So, in your marine world, everyone uses the same prop, boats at the same altitude, and has the same amount of load on the boat all the time, so having a 3-dimensional spark table getting input from a knock sensor that adjusts for load, altitude, and fuel octane has "no difference whatsoever" than an RPM-only based spark table? And in your marine world, carburetors stay in tune indefinitely, deliver the same amount of fuel with every bit of the same amount of fine mist atomization as fuel injection, and the effects of fuel condensation on the cooler interior walls of the intake manifold have no effect versus having a fuel injector mounted right above the intake port where there is far less condensation issues? And in your marine world, the only reason that every marine engine manufacturer has switched to fuel injection is because it is not as good as a carburetor? Gotcha.

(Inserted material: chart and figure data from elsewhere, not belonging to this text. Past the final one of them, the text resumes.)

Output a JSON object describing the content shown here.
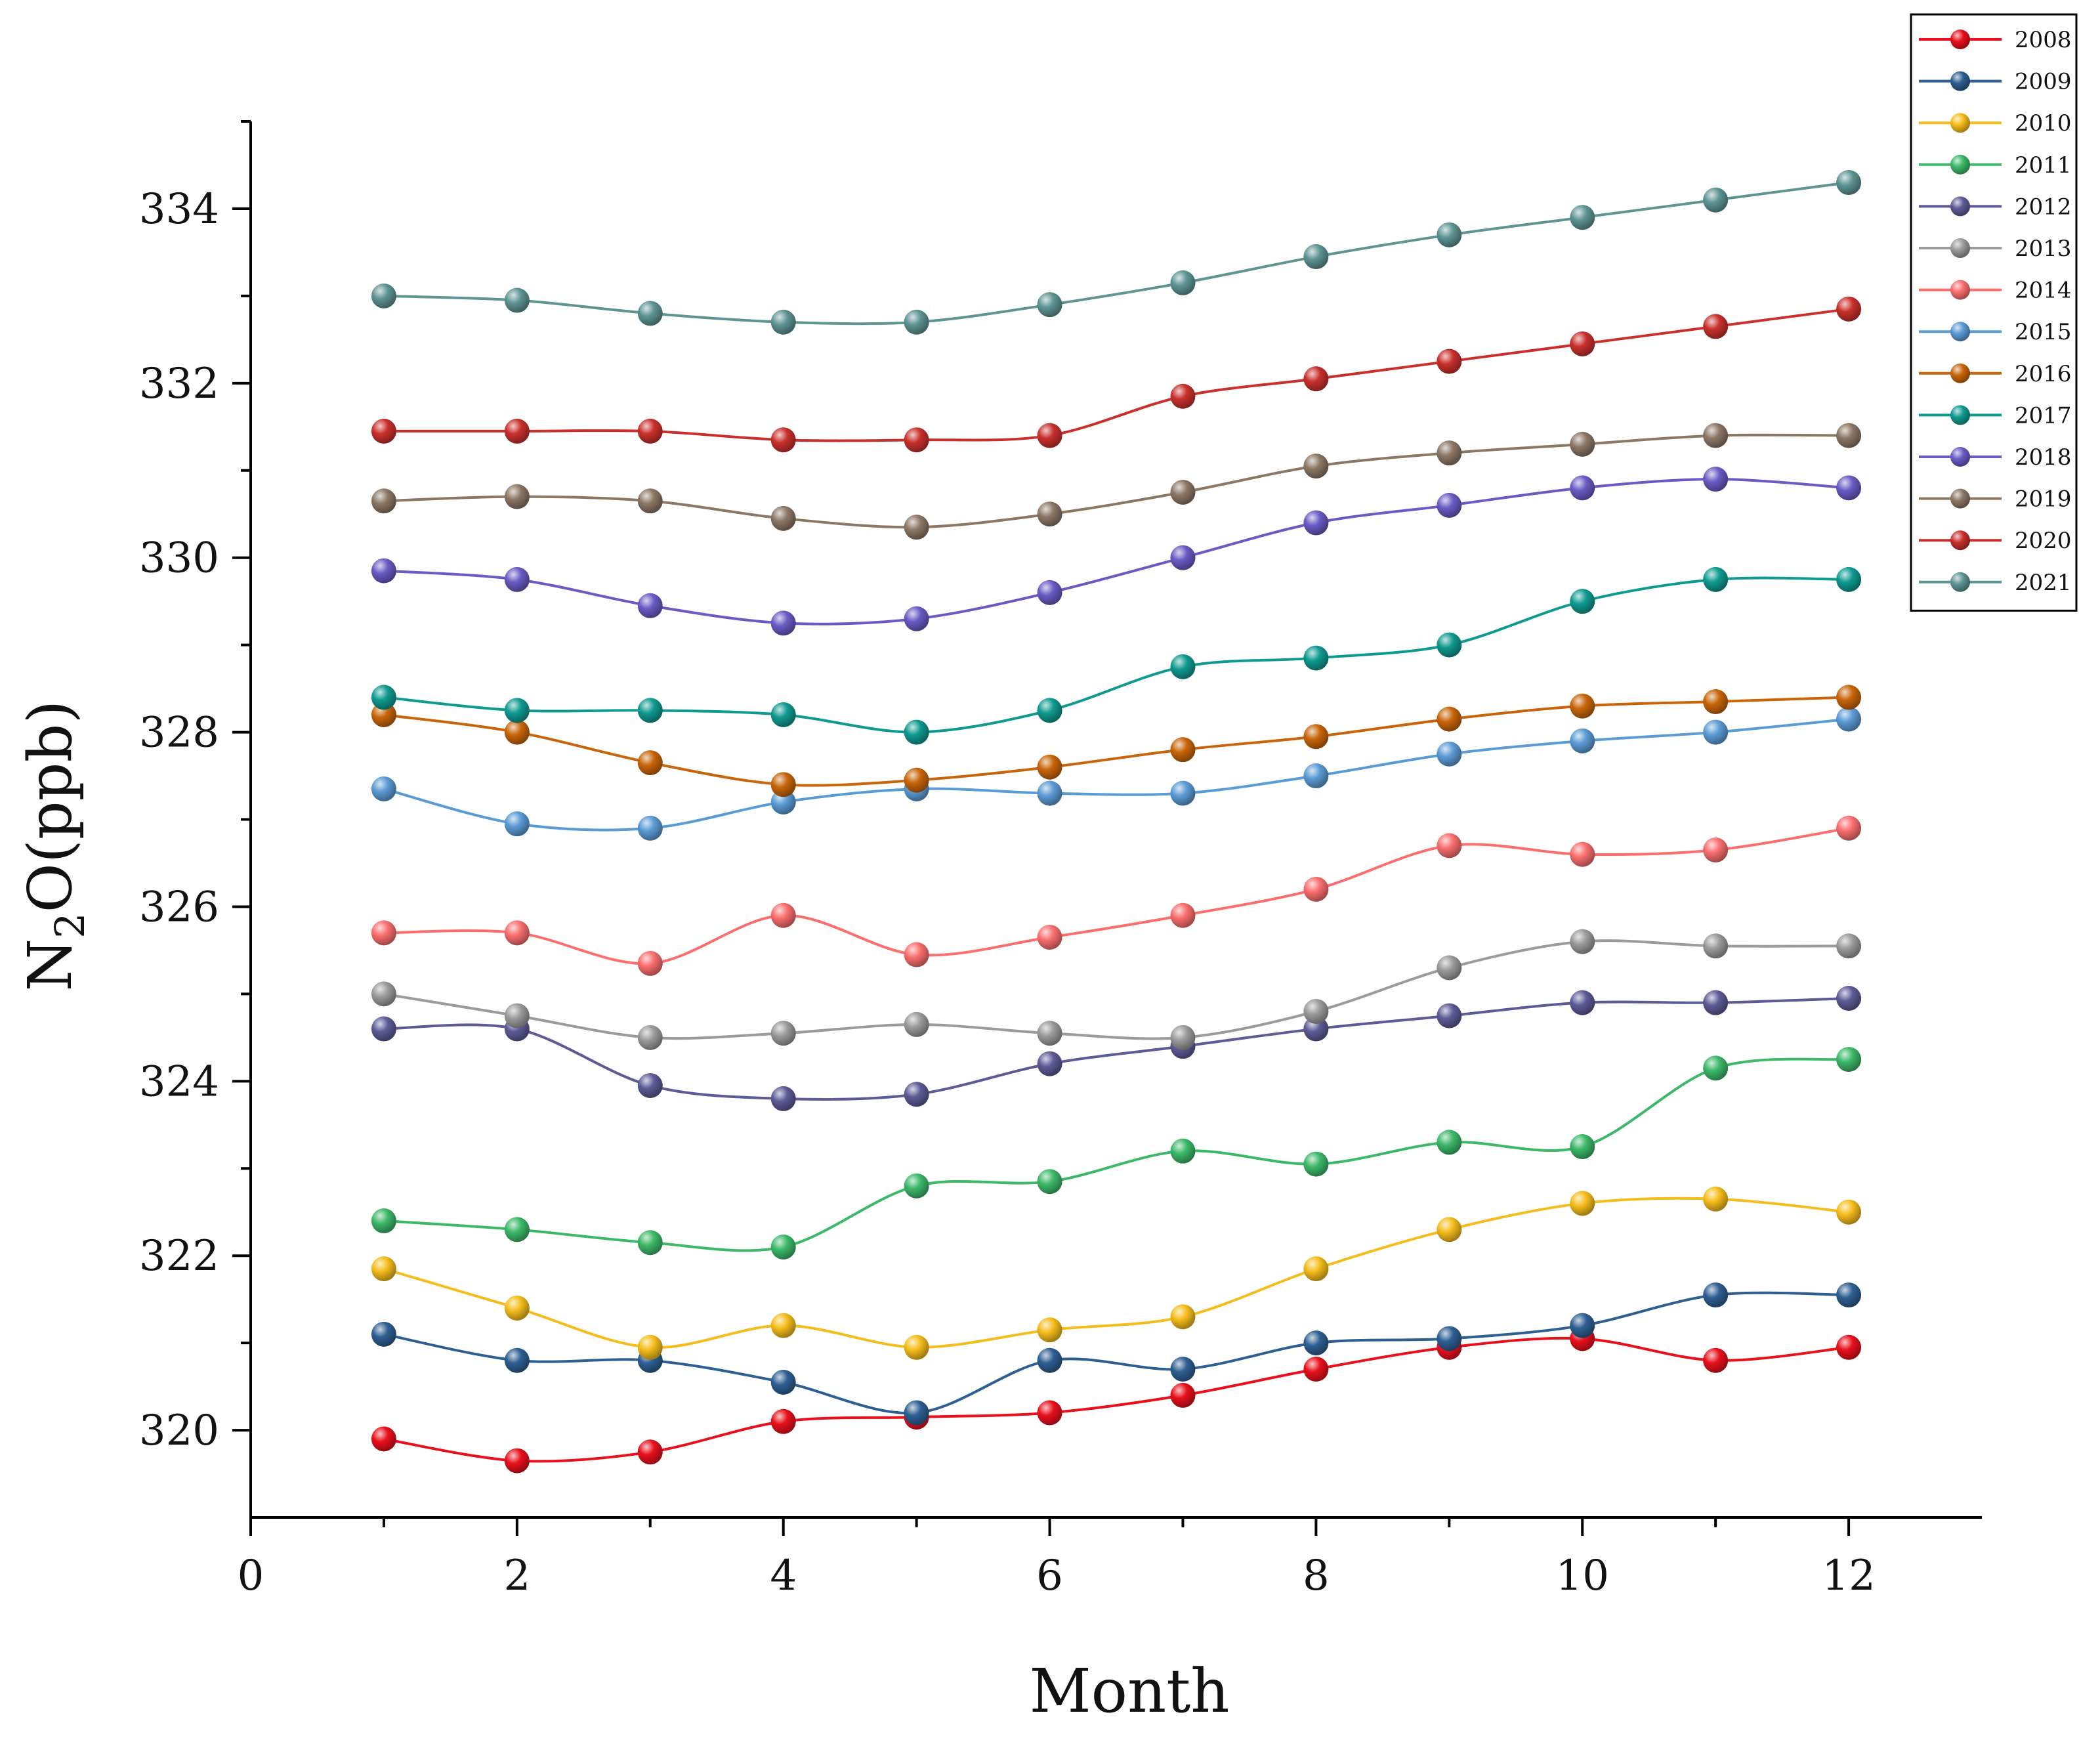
{
  "chart_data": {
    "type": "line",
    "title": "",
    "xlabel": "Month",
    "ylabel_main": "N",
    "ylabel_sub": "2",
    "ylabel_rest": "O(ppb)",
    "xlim": [
      0,
      13
    ],
    "ylim": [
      319,
      335
    ],
    "xticks": [
      0,
      2,
      4,
      6,
      8,
      10,
      12
    ],
    "xticks_minor": [
      1,
      3,
      5,
      7,
      9,
      11
    ],
    "yticks": [
      320,
      322,
      324,
      326,
      328,
      330,
      332,
      334
    ],
    "yticks_minor": [
      321,
      323,
      325,
      327,
      329,
      331,
      333,
      335
    ],
    "grid": false,
    "legend_position": "top-right",
    "x": [
      1,
      2,
      3,
      4,
      5,
      6,
      7,
      8,
      9,
      10,
      11,
      12
    ],
    "series": [
      {
        "name": "2008",
        "color": "#e8101c",
        "values": [
          319.9,
          319.65,
          319.75,
          320.1,
          320.15,
          320.2,
          320.4,
          320.7,
          320.95,
          321.05,
          320.8,
          320.95
        ]
      },
      {
        "name": "2009",
        "color": "#2e5f92",
        "values": [
          321.1,
          320.8,
          320.8,
          320.55,
          320.2,
          320.8,
          320.7,
          321.0,
          321.05,
          321.2,
          321.55,
          321.55
        ]
      },
      {
        "name": "2010",
        "color": "#f5bd1c",
        "values": [
          321.85,
          321.4,
          320.95,
          321.2,
          320.95,
          321.15,
          321.3,
          321.85,
          322.3,
          322.6,
          322.65,
          322.5
        ]
      },
      {
        "name": "2011",
        "color": "#3cb868",
        "values": [
          322.4,
          322.3,
          322.15,
          322.1,
          322.8,
          322.85,
          323.2,
          323.05,
          323.3,
          323.25,
          324.15,
          324.25
        ]
      },
      {
        "name": "2012",
        "color": "#5d5b96",
        "values": [
          324.6,
          324.6,
          323.95,
          323.8,
          323.85,
          324.2,
          324.4,
          324.6,
          324.75,
          324.9,
          324.9,
          324.95
        ]
      },
      {
        "name": "2013",
        "color": "#9b9b9b",
        "values": [
          325.0,
          324.75,
          324.5,
          324.55,
          324.65,
          324.55,
          324.5,
          324.8,
          325.3,
          325.6,
          325.55,
          325.55
        ]
      },
      {
        "name": "2014",
        "color": "#fa6e6e",
        "values": [
          325.7,
          325.7,
          325.35,
          325.9,
          325.45,
          325.65,
          325.9,
          326.2,
          326.7,
          326.6,
          326.65,
          326.9
        ]
      },
      {
        "name": "2015",
        "color": "#5b9bd5",
        "values": [
          327.35,
          326.95,
          326.9,
          327.2,
          327.35,
          327.3,
          327.3,
          327.5,
          327.75,
          327.9,
          328.0,
          328.15
        ]
      },
      {
        "name": "2016",
        "color": "#c8650a",
        "values": [
          328.2,
          328.0,
          327.65,
          327.4,
          327.45,
          327.6,
          327.8,
          327.95,
          328.15,
          328.3,
          328.35,
          328.4
        ]
      },
      {
        "name": "2017",
        "color": "#0f9a90",
        "values": [
          328.4,
          328.25,
          328.25,
          328.2,
          328.0,
          328.25,
          328.75,
          328.85,
          329.0,
          329.5,
          329.75,
          329.75
        ]
      },
      {
        "name": "2018",
        "color": "#6a5bc4",
        "values": [
          329.85,
          329.75,
          329.45,
          329.25,
          329.3,
          329.6,
          330.0,
          330.4,
          330.6,
          330.8,
          330.9,
          330.8
        ]
      },
      {
        "name": "2019",
        "color": "#8c7765",
        "values": [
          330.65,
          330.7,
          330.65,
          330.45,
          330.35,
          330.5,
          330.75,
          331.05,
          331.2,
          331.3,
          331.4,
          331.4
        ]
      },
      {
        "name": "2020",
        "color": "#c9302c",
        "values": [
          331.45,
          331.45,
          331.45,
          331.35,
          331.35,
          331.4,
          331.85,
          332.05,
          332.25,
          332.45,
          332.65,
          332.85
        ]
      },
      {
        "name": "2021",
        "color": "#5e9494",
        "values": [
          333.0,
          332.95,
          332.8,
          332.7,
          332.7,
          332.9,
          333.15,
          333.45,
          333.7,
          333.9,
          334.1,
          334.3
        ]
      }
    ]
  }
}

Do I understand how easy it is to tune something like that? Well, Ric, I'll tell you. What were you doing in 1999? Chasing little girls around your junior high school? While you were doing that, I was working and studying along with many of the "great" early "ECM hackers" of the day. I've contributed to the disassembly and table discovery of the 1226026 and 1227747 GM ECMs that so many people use to add fuel injection. I've erased and re-burned more UVEPROMs than I can shake a stick at. I've tuned so many different iterations of calibrations on different folk's GMECMs I can't remember half of them. I've converted from carburetor to FI on so many engines that I can tell you one thing unequivocally; in every installation, one thing was evident. A very noticeable increase in performance all around. So, Mr. Ric, you can keep your vapor-locking, hard starting, inefficient, compromise-tuned carburetor and I'll keep what all the manufacturers have switched to, even though they are the stupid ones and you're the one that knows best. XOXO, brotha.